• Antitumor Activity
• Systemic Administration
• Mononuclear Phagocyte
• Innate Immune Cell
• Intratumoral Injection

TLR agonists have demonstrated anti-tumor activity in both animals and humans. Clinically, successful anti-tumor activity with TLR agonists was most often observed when the molecules were applied locally to dermatological cancers. This mode of administration was also associated with fewer and less severe adverse events (AEs) when compared to systemic administration. The efficacy of TLR agonists in human cancer patients has been limited at best, in part reflecting the dose-limiting toxicity associated with systemic administration of this form of therapy. Moreover, recent nonclinical studies indicate that intratumoral administration of TLR agonists helps reverse the immunosuppressive microenvironment that protects large established tumors from immune elimination. In light of these findings, we developed a new class of lipophilic TLR7/8 agonists that are ideal for intratumoral injection. The molecules are retained at the site of injection, thereby supporting the focused induction of anti-tumor immunity.

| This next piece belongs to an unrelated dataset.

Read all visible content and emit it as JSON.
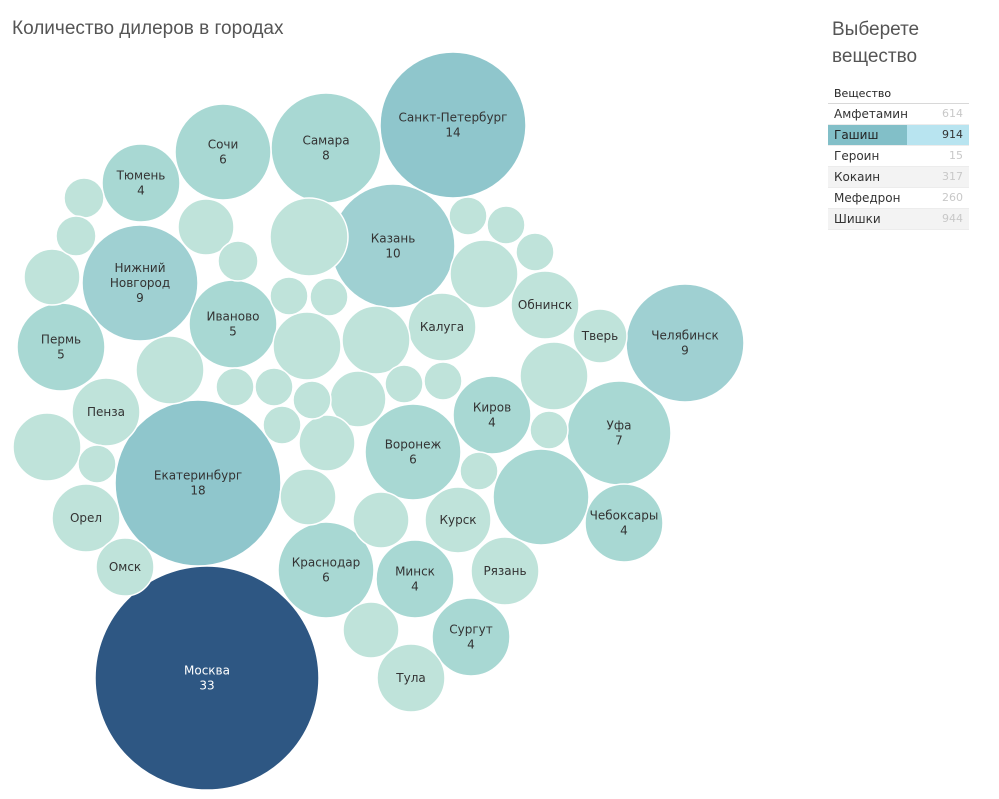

As release into the systemic circulation is low, we postulate that the generation of AE-inducing systemic cytokines is low. Results from studies in mice and rats using 3M-052 confirms that this lipophilic TLR 7/8 agonist is retained at the injection site. Direct activation of innate immune cells with anti-tumor activity was observed, as was a reduction in the immunosuppressive local environment. 3M-052 also induces the accumulation of mononuclear phagocytes concomitant with the induction of histologically established tumor liquifactive necrosis. Moreover, 3M-052 induces antitumor activity when injected into tumors but not when injected distal from tumors. These findings are based on inhibition of tumor growth and increased long-term survival. 3M-052 is under consideration for clinical use in patients with cancers suitable for intratumoral therapy and as being evaluated as a cancer vaccine adjuvant.